Glamour in the Pacific: Cultural Internationalism and Race Politics in the Women's Pan-Pacific
by Fiona Paisley
July 2009

  Since its inception in 1928, the Pan-Pacific Women’s Association (PPWA) has witnessed and contributed to enormous changes in world and Pacific history. Operating out of Honolulu, this women’s network established a series of conferences that promoted social reform and an internationalist outlook through cultural exchange. For the many women attracted to the project—from China, Japan, the Pacific Islands, and the major settler colonies of the region—the association’s vision was enormously attractive, despite the fact that as individuals and national representatives they remained deeply divided by colonial histories.

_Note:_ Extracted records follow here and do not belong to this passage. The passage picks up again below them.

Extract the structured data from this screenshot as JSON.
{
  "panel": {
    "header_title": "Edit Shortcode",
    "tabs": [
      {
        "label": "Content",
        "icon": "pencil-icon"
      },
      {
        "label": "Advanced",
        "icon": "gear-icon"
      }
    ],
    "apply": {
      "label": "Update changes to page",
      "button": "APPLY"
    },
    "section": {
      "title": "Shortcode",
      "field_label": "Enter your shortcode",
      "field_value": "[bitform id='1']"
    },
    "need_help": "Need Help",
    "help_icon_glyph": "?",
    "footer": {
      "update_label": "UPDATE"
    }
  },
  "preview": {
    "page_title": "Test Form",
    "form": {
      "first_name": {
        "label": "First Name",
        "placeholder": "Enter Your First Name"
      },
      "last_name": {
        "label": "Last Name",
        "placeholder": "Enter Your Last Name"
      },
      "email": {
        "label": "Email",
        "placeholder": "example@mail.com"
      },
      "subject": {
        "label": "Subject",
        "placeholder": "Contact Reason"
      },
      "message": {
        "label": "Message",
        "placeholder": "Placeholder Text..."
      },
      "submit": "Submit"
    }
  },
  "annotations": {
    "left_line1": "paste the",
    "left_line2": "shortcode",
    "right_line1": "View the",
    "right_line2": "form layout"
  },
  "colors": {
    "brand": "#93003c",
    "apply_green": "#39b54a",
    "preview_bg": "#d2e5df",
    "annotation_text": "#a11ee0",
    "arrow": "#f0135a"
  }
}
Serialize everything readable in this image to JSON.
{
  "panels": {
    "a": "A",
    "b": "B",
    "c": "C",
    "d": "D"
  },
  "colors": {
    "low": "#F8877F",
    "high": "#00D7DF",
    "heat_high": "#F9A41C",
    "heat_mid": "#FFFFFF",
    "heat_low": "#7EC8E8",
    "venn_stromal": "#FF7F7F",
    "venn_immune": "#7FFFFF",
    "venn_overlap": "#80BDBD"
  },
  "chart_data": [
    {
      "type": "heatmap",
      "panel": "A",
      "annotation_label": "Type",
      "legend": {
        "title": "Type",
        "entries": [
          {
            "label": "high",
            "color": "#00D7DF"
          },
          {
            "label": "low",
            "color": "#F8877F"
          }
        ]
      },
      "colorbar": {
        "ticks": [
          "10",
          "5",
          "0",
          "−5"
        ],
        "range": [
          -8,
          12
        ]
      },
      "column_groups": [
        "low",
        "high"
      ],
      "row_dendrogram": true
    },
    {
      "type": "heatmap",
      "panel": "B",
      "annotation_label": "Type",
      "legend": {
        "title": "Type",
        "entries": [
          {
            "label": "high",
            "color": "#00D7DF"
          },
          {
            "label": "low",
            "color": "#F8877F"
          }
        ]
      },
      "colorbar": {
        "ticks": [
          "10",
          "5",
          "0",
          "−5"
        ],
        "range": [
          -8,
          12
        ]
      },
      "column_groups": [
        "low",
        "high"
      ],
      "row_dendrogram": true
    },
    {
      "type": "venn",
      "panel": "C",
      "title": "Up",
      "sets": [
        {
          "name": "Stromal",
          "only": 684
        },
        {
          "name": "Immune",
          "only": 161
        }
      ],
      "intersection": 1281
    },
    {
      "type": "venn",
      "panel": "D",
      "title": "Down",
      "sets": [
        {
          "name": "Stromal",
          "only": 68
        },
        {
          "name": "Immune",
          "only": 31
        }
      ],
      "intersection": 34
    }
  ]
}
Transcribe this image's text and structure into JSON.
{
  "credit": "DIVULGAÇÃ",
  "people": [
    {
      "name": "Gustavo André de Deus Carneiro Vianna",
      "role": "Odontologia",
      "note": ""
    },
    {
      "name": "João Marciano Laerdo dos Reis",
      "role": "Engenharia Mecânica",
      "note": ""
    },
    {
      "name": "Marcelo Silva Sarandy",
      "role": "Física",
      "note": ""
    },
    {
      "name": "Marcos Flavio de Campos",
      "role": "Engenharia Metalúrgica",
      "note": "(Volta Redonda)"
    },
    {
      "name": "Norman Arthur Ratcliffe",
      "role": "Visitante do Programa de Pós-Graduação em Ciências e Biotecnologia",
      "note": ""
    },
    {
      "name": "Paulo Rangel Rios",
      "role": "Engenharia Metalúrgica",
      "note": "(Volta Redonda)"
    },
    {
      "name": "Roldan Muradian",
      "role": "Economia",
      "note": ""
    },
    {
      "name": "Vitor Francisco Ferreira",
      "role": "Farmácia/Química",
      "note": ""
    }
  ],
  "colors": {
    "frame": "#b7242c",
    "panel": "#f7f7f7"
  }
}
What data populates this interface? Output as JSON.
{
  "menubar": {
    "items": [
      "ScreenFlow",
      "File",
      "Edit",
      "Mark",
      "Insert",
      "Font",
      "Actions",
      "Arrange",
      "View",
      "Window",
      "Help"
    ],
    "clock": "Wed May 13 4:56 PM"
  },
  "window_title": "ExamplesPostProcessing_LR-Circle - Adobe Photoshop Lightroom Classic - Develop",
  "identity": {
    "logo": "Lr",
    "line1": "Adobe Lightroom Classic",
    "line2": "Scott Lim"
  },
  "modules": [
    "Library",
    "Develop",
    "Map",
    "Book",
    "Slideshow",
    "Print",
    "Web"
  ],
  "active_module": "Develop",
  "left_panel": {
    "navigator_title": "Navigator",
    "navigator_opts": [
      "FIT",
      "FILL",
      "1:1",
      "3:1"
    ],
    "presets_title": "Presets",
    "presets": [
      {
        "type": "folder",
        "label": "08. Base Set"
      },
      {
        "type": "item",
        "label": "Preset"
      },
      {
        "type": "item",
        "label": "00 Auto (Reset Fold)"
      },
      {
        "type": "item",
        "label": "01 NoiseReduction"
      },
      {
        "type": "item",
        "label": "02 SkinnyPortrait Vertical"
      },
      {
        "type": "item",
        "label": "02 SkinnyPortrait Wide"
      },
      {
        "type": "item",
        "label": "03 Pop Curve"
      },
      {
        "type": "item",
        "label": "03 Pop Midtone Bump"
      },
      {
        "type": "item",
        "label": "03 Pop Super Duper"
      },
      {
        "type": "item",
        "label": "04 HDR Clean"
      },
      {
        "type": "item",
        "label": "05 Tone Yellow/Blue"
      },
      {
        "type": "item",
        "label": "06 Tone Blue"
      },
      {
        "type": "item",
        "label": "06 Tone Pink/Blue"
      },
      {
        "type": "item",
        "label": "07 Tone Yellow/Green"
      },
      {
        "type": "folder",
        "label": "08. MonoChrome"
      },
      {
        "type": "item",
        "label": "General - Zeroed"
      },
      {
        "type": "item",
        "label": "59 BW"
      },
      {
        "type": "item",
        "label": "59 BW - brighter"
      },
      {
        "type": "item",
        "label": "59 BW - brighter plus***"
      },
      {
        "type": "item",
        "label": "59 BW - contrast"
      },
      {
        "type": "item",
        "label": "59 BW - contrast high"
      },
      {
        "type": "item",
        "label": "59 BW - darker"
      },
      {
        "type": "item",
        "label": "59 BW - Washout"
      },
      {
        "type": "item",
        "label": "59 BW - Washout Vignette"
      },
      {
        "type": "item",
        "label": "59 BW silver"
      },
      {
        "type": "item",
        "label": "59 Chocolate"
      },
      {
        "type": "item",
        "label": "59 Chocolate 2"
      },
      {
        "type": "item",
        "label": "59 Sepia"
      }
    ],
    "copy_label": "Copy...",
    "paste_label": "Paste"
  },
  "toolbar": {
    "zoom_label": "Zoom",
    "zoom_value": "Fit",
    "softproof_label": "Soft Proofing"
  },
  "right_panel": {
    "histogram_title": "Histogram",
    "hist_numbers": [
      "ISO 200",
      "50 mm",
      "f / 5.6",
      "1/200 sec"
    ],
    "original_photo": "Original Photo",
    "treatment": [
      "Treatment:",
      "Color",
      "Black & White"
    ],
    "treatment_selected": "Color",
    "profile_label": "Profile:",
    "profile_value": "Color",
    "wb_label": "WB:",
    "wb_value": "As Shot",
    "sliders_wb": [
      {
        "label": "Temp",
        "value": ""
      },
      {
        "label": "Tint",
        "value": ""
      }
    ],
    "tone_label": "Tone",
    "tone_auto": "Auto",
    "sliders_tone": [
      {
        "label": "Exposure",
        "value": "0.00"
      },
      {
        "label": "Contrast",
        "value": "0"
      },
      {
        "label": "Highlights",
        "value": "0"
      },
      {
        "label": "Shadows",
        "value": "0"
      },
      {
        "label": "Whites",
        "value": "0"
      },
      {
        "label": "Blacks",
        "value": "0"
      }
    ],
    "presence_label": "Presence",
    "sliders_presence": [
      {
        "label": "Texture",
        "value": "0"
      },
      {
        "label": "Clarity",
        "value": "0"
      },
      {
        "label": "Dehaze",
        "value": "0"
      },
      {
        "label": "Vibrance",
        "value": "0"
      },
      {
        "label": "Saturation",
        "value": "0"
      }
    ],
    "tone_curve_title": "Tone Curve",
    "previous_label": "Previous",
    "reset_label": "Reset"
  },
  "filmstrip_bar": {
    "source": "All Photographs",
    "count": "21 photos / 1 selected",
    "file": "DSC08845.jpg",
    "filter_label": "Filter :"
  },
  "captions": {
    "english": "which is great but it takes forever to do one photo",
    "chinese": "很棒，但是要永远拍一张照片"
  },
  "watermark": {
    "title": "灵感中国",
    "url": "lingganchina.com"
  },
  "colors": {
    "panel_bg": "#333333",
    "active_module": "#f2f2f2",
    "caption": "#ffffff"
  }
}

Gossip and the Everyday Production of Politics
by Niko Besnier
July 2009

  Although gossip is disapproved of across the world’s societies, it is a prominent feature of sociality, whose role in the construction of society and culture cannot be overestimated. In particular, gossip is central to the enactment of politics: through it people transform difference into inequality and enact or challenge power structures. Based on the author’s intimate ethnographic knowledge of Nukulaelae Atoll, Tuvalu, this work uses an analysis of gossip as political action to develop a holistic understanding of a number of disparate themes, including conflict, power, agency, morality, emotion, locality, belief, and gender. It brings together two methodological traditions—the microscopic analysis of unelicited interaction and the macroscopic interpretation of social practice—that are rarely wedded successfully.

Imperial-Way Zen: Ichikawa Hakugen's Critique and Lingering Questions for Buddhist Ethics
by Christopher Ives
July 2009

  During the first half of the twentieth century, Zen Buddhist leaders contributed actively to Japanese imperialism, giving rise to what has been termed “Imperial-Way Zen” (Kodo Zen). Its foremost critic was priest, professor, and activist Ichikawa Hakugen (1902–1986), who spent the decades following Japan’s surrender almost single-handedly chronicling Zen’s support of Japan’s imperialist regime and pressing the issue of Buddhist war responsibility. Ichikawa focused his critique on the Zen approach to religious liberation, the political ramifications of Buddhist metaphysical constructs, the traditional collaboration between Buddhism and governments in East Asia, the philosophical system of Nishida Kitaro (1876–1945), and the vestiges of State Shinto in postwar Japan.